Eppure, riflette Gianfranco Torriero, vicedirettore generale dell’Abi, di passi avanti ne sono stati fatti: «Abbiamo ormai da dieci anni nell’eurosistema una vigilanza unica bancaria che funziona bene, con sistematici stress test predisposti dall’Eba (European Banking Association) e tutte le verifiche della stessa Bce. Sono operativi anche i fondi interbancari di garanzia nazionali che tutelano i depositi fino a 100mila euro, pienamente collaudati.
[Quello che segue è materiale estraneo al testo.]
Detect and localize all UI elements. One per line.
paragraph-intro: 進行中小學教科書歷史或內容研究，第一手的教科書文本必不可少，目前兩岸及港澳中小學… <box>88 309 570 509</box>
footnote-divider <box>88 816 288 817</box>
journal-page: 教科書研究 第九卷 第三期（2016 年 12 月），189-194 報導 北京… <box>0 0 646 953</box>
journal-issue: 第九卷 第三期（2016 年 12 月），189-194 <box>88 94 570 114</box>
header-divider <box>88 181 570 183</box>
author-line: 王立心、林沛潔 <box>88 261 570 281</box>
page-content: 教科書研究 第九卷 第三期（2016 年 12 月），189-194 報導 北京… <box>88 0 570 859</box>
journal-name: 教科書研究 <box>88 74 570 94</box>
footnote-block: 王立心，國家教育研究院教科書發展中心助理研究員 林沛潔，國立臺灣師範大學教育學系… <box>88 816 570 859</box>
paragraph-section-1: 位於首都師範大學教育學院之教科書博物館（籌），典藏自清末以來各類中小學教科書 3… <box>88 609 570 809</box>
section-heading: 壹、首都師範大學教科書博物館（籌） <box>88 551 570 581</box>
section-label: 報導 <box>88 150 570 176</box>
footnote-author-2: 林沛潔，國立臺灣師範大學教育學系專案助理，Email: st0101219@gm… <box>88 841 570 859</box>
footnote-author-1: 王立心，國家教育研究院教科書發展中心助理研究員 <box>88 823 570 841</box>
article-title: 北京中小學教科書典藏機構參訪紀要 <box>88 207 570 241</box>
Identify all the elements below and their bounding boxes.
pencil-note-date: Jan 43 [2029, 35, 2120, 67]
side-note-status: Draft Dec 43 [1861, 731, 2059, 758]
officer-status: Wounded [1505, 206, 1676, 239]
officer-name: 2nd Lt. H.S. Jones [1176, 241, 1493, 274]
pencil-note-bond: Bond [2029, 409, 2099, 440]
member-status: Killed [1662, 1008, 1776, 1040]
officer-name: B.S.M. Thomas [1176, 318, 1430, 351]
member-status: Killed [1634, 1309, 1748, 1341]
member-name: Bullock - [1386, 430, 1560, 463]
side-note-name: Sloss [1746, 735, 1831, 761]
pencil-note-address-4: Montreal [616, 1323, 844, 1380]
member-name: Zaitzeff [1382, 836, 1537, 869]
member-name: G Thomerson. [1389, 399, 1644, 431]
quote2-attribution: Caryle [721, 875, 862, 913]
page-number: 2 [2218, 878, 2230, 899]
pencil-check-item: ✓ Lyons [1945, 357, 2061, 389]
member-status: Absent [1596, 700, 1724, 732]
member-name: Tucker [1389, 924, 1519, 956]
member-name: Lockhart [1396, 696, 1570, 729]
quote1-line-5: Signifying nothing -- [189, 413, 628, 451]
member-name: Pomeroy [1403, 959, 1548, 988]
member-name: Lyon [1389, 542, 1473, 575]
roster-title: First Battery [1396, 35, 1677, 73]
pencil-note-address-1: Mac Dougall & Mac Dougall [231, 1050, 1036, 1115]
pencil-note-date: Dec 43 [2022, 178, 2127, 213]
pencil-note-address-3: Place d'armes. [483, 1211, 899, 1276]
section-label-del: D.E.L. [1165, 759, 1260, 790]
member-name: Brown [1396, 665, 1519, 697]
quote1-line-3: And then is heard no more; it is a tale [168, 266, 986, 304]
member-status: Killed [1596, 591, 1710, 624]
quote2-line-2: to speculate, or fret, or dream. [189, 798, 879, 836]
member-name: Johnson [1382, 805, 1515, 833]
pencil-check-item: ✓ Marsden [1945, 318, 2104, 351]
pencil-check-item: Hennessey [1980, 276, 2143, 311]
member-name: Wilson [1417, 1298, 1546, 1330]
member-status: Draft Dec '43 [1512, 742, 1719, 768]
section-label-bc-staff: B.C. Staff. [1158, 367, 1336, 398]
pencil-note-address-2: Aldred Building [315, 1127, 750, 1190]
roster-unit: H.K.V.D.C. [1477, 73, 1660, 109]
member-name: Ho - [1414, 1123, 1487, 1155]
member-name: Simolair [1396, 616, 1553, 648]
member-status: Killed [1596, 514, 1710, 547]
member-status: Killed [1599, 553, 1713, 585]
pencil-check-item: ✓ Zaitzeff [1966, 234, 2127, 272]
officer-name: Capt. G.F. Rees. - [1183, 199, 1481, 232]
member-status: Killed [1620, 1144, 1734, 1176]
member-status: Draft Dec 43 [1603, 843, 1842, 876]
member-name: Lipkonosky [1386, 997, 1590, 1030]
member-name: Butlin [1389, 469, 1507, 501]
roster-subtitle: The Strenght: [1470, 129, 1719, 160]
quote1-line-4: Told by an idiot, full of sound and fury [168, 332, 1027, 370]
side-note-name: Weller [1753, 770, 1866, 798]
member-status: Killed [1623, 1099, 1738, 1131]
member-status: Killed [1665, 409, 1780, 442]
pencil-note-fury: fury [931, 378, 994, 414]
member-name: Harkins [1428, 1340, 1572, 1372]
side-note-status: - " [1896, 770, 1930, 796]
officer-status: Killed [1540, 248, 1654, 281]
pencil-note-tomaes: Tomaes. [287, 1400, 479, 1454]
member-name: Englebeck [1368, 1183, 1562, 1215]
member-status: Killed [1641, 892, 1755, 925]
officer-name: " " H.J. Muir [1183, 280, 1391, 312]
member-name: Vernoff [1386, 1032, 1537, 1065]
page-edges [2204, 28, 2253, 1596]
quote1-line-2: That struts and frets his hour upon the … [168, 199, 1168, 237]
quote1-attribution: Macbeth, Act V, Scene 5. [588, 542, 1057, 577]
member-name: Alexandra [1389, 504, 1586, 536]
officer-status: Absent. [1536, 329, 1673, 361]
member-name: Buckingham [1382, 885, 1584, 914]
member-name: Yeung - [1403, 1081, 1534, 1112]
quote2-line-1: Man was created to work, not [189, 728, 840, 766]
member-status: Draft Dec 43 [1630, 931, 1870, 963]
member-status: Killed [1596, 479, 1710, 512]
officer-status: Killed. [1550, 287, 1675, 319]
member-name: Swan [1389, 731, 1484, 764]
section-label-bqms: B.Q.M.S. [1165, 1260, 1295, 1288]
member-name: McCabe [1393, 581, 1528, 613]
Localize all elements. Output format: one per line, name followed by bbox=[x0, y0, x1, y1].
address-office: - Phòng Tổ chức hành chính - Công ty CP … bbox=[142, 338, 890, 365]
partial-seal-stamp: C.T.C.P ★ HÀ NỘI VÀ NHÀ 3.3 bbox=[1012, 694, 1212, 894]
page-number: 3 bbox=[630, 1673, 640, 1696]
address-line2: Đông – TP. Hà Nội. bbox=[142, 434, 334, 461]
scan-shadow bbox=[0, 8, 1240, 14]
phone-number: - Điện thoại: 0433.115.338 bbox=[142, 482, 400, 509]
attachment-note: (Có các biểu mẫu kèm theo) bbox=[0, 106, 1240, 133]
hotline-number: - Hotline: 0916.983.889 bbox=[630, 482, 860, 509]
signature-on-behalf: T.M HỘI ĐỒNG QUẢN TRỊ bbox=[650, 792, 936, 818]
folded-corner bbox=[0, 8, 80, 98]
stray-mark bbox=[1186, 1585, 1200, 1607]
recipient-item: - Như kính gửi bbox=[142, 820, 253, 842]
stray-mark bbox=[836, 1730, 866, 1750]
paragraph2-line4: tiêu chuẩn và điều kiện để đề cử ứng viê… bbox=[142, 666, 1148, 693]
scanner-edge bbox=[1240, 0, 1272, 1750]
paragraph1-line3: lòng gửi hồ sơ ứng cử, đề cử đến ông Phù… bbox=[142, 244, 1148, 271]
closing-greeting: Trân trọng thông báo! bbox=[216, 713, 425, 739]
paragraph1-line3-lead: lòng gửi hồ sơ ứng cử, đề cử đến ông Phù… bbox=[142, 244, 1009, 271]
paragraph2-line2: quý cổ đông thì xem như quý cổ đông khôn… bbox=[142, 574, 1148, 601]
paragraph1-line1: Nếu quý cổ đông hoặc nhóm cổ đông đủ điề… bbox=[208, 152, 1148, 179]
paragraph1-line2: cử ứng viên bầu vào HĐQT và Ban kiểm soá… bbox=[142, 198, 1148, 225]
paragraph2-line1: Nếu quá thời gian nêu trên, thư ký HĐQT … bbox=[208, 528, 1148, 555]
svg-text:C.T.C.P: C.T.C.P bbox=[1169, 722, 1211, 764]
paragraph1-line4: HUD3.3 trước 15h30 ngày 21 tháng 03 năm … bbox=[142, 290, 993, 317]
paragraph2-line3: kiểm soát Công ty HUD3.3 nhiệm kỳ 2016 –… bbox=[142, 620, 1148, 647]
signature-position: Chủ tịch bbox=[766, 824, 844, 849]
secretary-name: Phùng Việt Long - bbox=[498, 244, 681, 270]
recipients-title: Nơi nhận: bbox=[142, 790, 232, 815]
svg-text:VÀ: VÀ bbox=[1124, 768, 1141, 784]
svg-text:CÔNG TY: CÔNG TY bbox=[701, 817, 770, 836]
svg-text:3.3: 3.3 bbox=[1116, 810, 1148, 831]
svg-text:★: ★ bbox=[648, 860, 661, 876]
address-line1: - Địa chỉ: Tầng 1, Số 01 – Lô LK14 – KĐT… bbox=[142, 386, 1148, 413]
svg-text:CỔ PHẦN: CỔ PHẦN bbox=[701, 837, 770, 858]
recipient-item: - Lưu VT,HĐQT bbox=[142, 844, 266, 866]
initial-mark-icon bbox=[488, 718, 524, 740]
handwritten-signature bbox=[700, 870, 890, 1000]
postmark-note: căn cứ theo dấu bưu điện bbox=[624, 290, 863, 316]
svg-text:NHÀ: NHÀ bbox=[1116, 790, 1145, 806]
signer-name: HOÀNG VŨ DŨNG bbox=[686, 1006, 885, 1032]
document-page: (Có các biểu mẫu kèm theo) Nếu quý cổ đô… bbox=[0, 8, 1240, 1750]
Per superare le difficoltà a completare un sistema unico europeo di garanzia, un’ipotesi è realizzare un network di questi fondi che darebbe un’importante spinta unitaria, una soluzione che potremmo definire “light”». L’embrione dell’auspicata unione sono le 120 maggiori banche dell’eurozona sotto il controllo diretto della Bce. «Ogni operazione di rilievo quali fusioni e acquisizioni dev’essere autorizzata da Francoforte se almeno una delle due banche è vigilata da Francoforte», precisa Angelo Baglioni, economista della Cattolica e direttore della rivista Osservatorio Monetario. «Le banche minori restano sotto la supervisione delle autorità nazionali ma la Bce può decidere di intervenire ogni volta che ne rileva la necessità». Fra gli istituti vigilati dall’Eurotower quelli italiani sono 11: oltre a Unicredit e Intesa, ci sono la stessa Bpm e poi Mediolanum, Mps, Banco Popolare, Mediobanca, Bper, Fineco, Popolari di Sondrio e Vicenza. Valgono parametri come il valore degli attivi, l’importanza in relazione all’economia del Paese, la presenza internazionale, l’aver ricevuto aiuti europei. «Insomma, siamo veramente a un passo dall’unione», insiste Baglioni. L’ultimo miglio è come sempre il più duro.